I unwrapped the bundle. Two ink sticks, a grinding stone, and a stack of paper that smelled like fresh mulberry bark. Exactly what I needed.
“What do I owe you?”
“The grain surplus you promised. Three shi, delivered to my cart before I leave. I’ll sell it at the Dongshan market where Hekou rice is becoming something of a reputation.”
“Our rice has a reputation?”
“Your rice is clean, dry, and properly stored. In a region where most villages are delivering weevil-ridden garbage to tax collectors and traders alike, clean grain stands out.” He adjusted his hat. “I’ve had two merchants ask where I source it. I didn’t tell them. But you should know that quality draws attention the same as quantity.”
Another variable to manage. Hekou’s grain quality was a strength that could become a liability if it attracted the wrong interest.
“How are the roads?” I asked.
“Worse. The Lord’s eastern campaign is pulling soldiers through every major route. Military traffic has priority at every checkpoint, which means civilian carts wait. I lost two days at the Jiankou crossing.” Wang Su leaned closer.
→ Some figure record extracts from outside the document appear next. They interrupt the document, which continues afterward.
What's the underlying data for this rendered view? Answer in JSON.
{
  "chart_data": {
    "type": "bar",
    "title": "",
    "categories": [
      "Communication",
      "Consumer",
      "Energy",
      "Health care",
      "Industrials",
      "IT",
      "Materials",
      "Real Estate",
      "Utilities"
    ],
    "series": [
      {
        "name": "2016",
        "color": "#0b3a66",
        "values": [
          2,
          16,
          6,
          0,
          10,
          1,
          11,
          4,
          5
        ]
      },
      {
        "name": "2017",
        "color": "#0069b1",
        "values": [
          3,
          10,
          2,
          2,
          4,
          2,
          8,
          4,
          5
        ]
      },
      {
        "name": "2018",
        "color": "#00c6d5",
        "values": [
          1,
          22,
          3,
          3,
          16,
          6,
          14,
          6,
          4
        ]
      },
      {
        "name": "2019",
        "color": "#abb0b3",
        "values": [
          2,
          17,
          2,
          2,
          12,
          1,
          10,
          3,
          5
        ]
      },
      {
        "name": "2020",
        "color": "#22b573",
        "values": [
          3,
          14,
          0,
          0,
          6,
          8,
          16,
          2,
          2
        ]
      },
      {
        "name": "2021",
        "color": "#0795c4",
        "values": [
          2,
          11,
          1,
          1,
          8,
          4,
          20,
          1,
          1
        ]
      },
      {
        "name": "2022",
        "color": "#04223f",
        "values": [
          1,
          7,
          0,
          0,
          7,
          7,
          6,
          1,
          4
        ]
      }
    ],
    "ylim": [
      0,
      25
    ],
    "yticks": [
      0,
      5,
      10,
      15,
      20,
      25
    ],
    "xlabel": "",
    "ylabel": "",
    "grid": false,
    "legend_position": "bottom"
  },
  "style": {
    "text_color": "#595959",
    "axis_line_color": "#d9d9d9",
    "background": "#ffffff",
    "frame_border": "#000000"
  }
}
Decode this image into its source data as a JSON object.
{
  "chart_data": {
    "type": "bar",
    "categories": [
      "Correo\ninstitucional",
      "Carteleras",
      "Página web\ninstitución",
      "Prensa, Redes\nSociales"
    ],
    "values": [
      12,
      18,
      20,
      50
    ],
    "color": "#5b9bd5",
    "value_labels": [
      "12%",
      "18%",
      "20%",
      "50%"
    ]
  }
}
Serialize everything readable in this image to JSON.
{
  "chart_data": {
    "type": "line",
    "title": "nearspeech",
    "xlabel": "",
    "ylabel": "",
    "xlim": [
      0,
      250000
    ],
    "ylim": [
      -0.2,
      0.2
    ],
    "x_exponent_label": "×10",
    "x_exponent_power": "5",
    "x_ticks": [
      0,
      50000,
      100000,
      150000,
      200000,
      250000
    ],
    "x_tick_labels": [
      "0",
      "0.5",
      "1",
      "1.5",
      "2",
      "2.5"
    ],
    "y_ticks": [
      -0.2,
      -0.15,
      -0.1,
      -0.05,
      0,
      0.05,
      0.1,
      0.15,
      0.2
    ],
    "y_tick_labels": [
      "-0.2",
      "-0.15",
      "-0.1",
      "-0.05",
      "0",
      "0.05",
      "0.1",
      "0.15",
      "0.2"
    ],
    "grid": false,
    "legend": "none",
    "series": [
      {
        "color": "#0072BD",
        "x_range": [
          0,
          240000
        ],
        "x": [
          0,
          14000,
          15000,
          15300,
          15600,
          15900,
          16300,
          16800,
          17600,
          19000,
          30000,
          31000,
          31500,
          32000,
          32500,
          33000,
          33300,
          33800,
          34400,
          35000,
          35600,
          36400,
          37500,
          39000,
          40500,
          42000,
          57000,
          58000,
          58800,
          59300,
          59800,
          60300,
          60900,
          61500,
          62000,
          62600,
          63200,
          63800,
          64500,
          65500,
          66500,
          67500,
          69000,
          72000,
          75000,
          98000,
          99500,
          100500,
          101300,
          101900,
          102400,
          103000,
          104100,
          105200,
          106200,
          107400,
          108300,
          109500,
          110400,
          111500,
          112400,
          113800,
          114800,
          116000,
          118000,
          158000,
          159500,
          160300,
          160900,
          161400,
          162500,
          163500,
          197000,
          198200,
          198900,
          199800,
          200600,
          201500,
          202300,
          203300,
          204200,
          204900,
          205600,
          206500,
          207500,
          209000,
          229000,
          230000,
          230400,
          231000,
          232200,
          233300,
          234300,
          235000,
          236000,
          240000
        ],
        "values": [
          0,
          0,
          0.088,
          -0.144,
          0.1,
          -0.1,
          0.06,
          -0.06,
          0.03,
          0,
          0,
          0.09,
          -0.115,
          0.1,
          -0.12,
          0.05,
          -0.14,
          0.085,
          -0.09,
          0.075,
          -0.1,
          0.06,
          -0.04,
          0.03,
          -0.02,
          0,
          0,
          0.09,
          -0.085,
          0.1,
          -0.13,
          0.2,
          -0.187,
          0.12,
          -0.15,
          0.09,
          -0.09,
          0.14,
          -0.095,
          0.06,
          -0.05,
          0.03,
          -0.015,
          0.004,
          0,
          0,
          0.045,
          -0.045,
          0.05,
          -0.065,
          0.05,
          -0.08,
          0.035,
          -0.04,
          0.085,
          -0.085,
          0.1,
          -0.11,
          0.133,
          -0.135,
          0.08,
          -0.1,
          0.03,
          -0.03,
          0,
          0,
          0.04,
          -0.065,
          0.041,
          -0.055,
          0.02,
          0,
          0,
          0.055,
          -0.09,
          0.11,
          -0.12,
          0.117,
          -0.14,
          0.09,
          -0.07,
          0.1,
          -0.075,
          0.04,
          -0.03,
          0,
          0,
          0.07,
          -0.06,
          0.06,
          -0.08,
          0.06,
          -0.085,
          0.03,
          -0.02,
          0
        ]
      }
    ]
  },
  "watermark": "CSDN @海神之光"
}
“And there’s talk in Meishan. The Prefect is reorganizing his garrison. New cultivators coming in from the hill clans. Replacements, or reinforcements. Nobody I talked to could tell me which.”
New cultivators. More war practitioners funneled into the Prefect’s enforcement apparatus. The four that Gao Ren had described might become six or eight by next season.
“Thank you,” I said. “Stay for dinner. Hao will insist anyway.”
“Your brother’s hospitality is half the reason this village is on my route.” Wang Su smiled and pushed his cart toward the commons.
I spent that night writing by candlelight. Brush, ink, paper. The bark sheets spread beside me as reference, weeks of scratched observations translated into clean characters and plain language.
The Five Principles of Cultivation. Each principle stated, explained in two sentences, followed by a practical exercise any beginner could attempt.
Below the principles, the twelve mai drawn as anatomical pathways with pressure points for activation, annotated with notes from my own practice and Hao’s feedback. A map that treated the human body as infrastructure rather than mystery.